Delicious, buttery, vegan cookies
These cookies are so buttery and flaky, your friends may not believe they are vegan. We recommend making several batches because these go fast.
Yield: 20-24 cookies
- 1 ½ cups plus 2 tablespoons all-purpose flour
- ¼ cup white sesame seeds
- 3 tablespoons coconut sugar
- 1 tablespoon baking powder
- ½ teaspoon sea salt
- ½ cup + 2 tablespoons high-quality olive oil
- ¼ cup ice water, or more if needed
- Preheat oven to 400F.
- Whisk together flour, sesame seeds, sugar, baking powder, and salt.

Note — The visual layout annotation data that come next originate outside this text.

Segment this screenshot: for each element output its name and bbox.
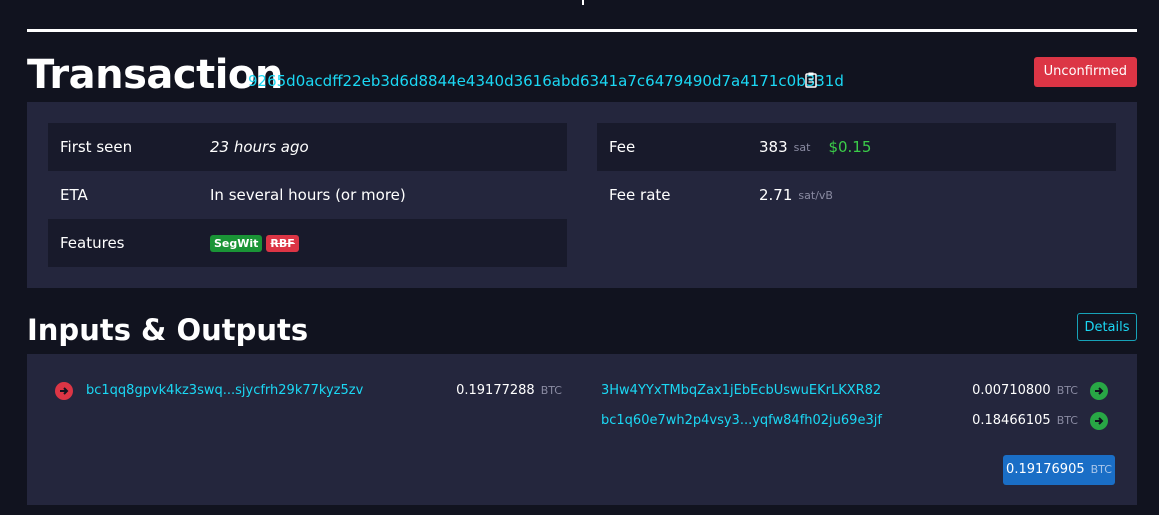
fee-value-group: 383 sat $0.15 [759, 138, 871, 156]
total-output-badge: 0.19176905 BTC [1003, 455, 1115, 485]
status-badge: Unconfirmed [1033, 57, 1137, 87]
header-underline-mark [582, 0, 584, 5]
inputs-outputs-title: Inputs & Outputs [27, 313, 309, 347]
fee-rate-row: Fee rate 2.71 sat/vB [597, 171, 1116, 219]
fee-fiat: $0.15 [828, 138, 872, 156]
info-table-left: First seen 23 hours ago ETA In several h… [48, 123, 567, 267]
fee-row: Fee 383 sat $0.15 [597, 123, 1116, 171]
first-seen-row: First seen 23 hours ago [48, 123, 567, 171]
output-amount-group-1: 0.00710800 BTC [962, 382, 1078, 400]
output-address-1[interactable]: 3Hw4YYxTMbqZax1jEbEcbUswuEKrLKXR82 [601, 382, 881, 400]
input-amount-group: 0.19177288 BTC [447, 382, 562, 400]
fee-rate-unit: sat/vB [798, 188, 833, 202]
details-button[interactable]: Details [1077, 313, 1137, 341]
fee-unit: sat [793, 140, 811, 154]
rbf-badge[interactable]: RBF [266, 234, 299, 252]
output-amount-unit-2: BTC [1056, 414, 1078, 427]
txid-link[interactable]: 9265d0acdff22eb3d6d8844e4340d3616abd6341… [248, 71, 844, 91]
header-divider [27, 29, 1137, 32]
output-amount-group-2: 0.18466105 BTC [962, 412, 1078, 430]
output-amount-1: 0.00710800 [972, 383, 1051, 398]
output-address-2[interactable]: bc1q60e7wh2p4vsy3...yqfw84fh02ju69e3jf [601, 412, 882, 430]
eta-value: In several hours (or more) [210, 186, 406, 204]
segwit-badge[interactable]: SegWit [210, 234, 263, 252]
fee-label: Fee [609, 138, 636, 156]
transaction-header: Transaction 9265d0acdff22eb3d6d8844e4340… [27, 52, 1137, 98]
first-seen-label: First seen [60, 138, 133, 156]
fee-rate-label: Fee rate [609, 186, 671, 204]
features-label: Features [60, 234, 125, 252]
input-address[interactable]: bc1qq8gpvk4kz3swq...sjycfrh29k77kyz5zv [86, 382, 363, 400]
total-amount: 0.19176905 [1006, 462, 1085, 477]
page-title: Transaction [27, 52, 283, 98]
inputs-outputs-panel: bc1qq8gpvk4kz3swq...sjycfrh29k77kyz5zv 0… [27, 354, 1137, 505]
output-arrow-icon-1[interactable] [1090, 382, 1108, 400]
total-unit: BTC [1090, 463, 1112, 476]
input-arrow-icon[interactable] [55, 382, 73, 400]
transaction-info-panel: First seen 23 hours ago ETA In several h… [27, 102, 1137, 288]
info-table-right: Fee 383 sat $0.15 Fee rate 2.71 sat/vB [597, 123, 1116, 219]
clipboard-icon[interactable] [804, 72, 818, 88]
output-amount-unit-1: BTC [1056, 384, 1078, 397]
eta-label: ETA [60, 186, 88, 204]
eta-row: ETA In several hours (or more) [48, 171, 567, 219]
fee-rate-value-group: 2.71 sat/vB [759, 186, 833, 204]
features-value: SegWit RBF [210, 234, 303, 252]
output-amount-2: 0.18466105 [972, 413, 1051, 428]
output-arrow-icon-2[interactable] [1090, 412, 1108, 430]
input-amount: 0.19177288 [456, 383, 535, 398]
input-amount-unit: BTC [540, 384, 562, 397]
fee-value: 383 [759, 138, 788, 156]
first-seen-value: 23 hours ago [210, 138, 309, 156]
fee-rate-value: 2.71 [759, 186, 793, 204]
features-row: Features SegWit RBF [48, 219, 567, 267]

- In a separate bowl, combine the oil and water. Fold into the flour mixture and stir until just mixed. Do not overwork.
- Turn dough out onto a sheet of parchment paper and cover with another sheet. Roll to a 1/8” thickness.
- Press out cookies using a 2 1/2” diameter cookie cutter. Using a small spatula, transfer cookies to a parchment-lined baking sheet. Bake until cookies are lightly golden, 10-12 minutes, rotating the sheet halfway through cooking.
Note: Cookies can be served as is, or sandwiched with vanilla ice cream and topped with dark-chocolate sauce.